# Which would you get and why>? Bait Caster..



## RearFanged (Nov 7, 2007)

I don't torney fish (maybe someday) and I don't buy crap. So I'm looking middle of the road. Bass pro has 2 rod/real combo's on sale. Would you go with the Daiwa® Viento® Baitcast OR THE Shimano® Curado® D. I'm leaning towards the Shimano 200dbv. I will mainly be bass fishing but lately I've had a hunger for some salt/brackish water big game. Only a $10 difference between the 2. What do you think>?

John


----------



## Jim (Nov 7, 2007)

Either one will work, I personally think the Viento switch is a gimmick with one more thing to go wrong. I used to own one. The Shimano Cuardo has proven itself over time with legendary smoothness, and reliability. 

Go with the Shimano. IMO


----------



## SMDave (Nov 7, 2007)

Supposedly the viento is one of the WORST cating reels out there. So go with the curado, many people would rather trade a G. Loomis than lose their curado (well, may be an over exaguration). Flat and simple, Shimano's are supposed to be the best reels out there! I want to get a Citica this Christmas.


----------



## Jim (Nov 7, 2007)

SMDave said:


> Supposedly the viento is one of the WORST cating reels out there. So go with the curado, many people would rather trade a G. Loomis than lose their curado (well, may be an over exaguration). Flat and simple, Shimano's are supposed to be the best reels out there! I want to get a Citica this Christmas.
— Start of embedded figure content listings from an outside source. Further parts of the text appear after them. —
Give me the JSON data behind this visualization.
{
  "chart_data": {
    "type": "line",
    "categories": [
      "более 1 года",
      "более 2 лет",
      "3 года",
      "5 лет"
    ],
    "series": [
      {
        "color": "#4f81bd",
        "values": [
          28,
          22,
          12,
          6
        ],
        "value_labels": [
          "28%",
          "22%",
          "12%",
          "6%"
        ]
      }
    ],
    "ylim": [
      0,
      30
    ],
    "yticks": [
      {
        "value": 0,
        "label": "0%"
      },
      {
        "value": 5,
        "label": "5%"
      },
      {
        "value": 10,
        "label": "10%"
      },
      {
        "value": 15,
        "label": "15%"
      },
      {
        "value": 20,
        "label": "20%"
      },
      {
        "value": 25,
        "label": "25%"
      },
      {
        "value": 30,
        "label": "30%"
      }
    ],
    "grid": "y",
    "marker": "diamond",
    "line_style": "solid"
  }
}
The Viento actually casted pretty good, for the 1/2 ounce and higher stuff. I got it to try the twitching feature and never used it.


----------



## little anth (Nov 7, 2007)

i would no doubt go for the curado. best baitcaster ever made you wont be sorry


----------



## Nickk (Nov 7, 2007)

I have 4 Shimano and 1 Abu casting reel(STX), the Abu has magnetic brakes but I think I prefer the centrifugal brakes on the Shimanos. I have 3 Curados, a 201b-a 101b, and a 101d. All of them are great reels, smooth casting and easy to maintain.


----------



## RearFanged (Nov 7, 2007)

Well I went with the Shimano! It's a bigger reel and I really liked the oversized handles. Very smooth I can't wait to get this sucker on the water. The combo came with Bass Pro Shops Pro Qualifer rod. I went with Medium Heavy as I plan to do some inshore with it as well (Dieing to catch some snook and tarpin!!!). Also picked up some storm swimmer bait and a salt water spook. For line I went with P line and I also purchased 25lb floro for liters. I can't wait till christmas which is going to be a LONG wait now!!! Only plus size is this should give me plenty of time to start looking for some nice brackish water canals.

John


----------



## dampeoples (Nov 7, 2007)

I have the Japanese version of the Viento, which means it was an overpriced Viento with a different paint and handle, and a sissy drag  

It's one of the best casting reels I own, I toss weightless senkos with it, and other weightless plastics.


----------



## WVfishing (Nov 7, 2007)

the curado is the best choice, I have two myself and love them. I have also went to revos, they are also sweet, they will cast a small bait a country mile with little effort.


----------



## little anth (Nov 8, 2007)

just make sure you clean the reel good after the salt. not fun dealing with a good reel gone bad :roll:


----------



## shootisttx (Nov 9, 2007)

Abu Revo SX


----------



## micropterus (Nov 9, 2007)

I like Shimano but I got rid of my Curado SF and replaced it with a REVO. Since then, I've bought 4 more REVOS. I use REVOs for just about everything. I highly recommend them. Smooth, reliable, built tough, and casts a country mile.


----------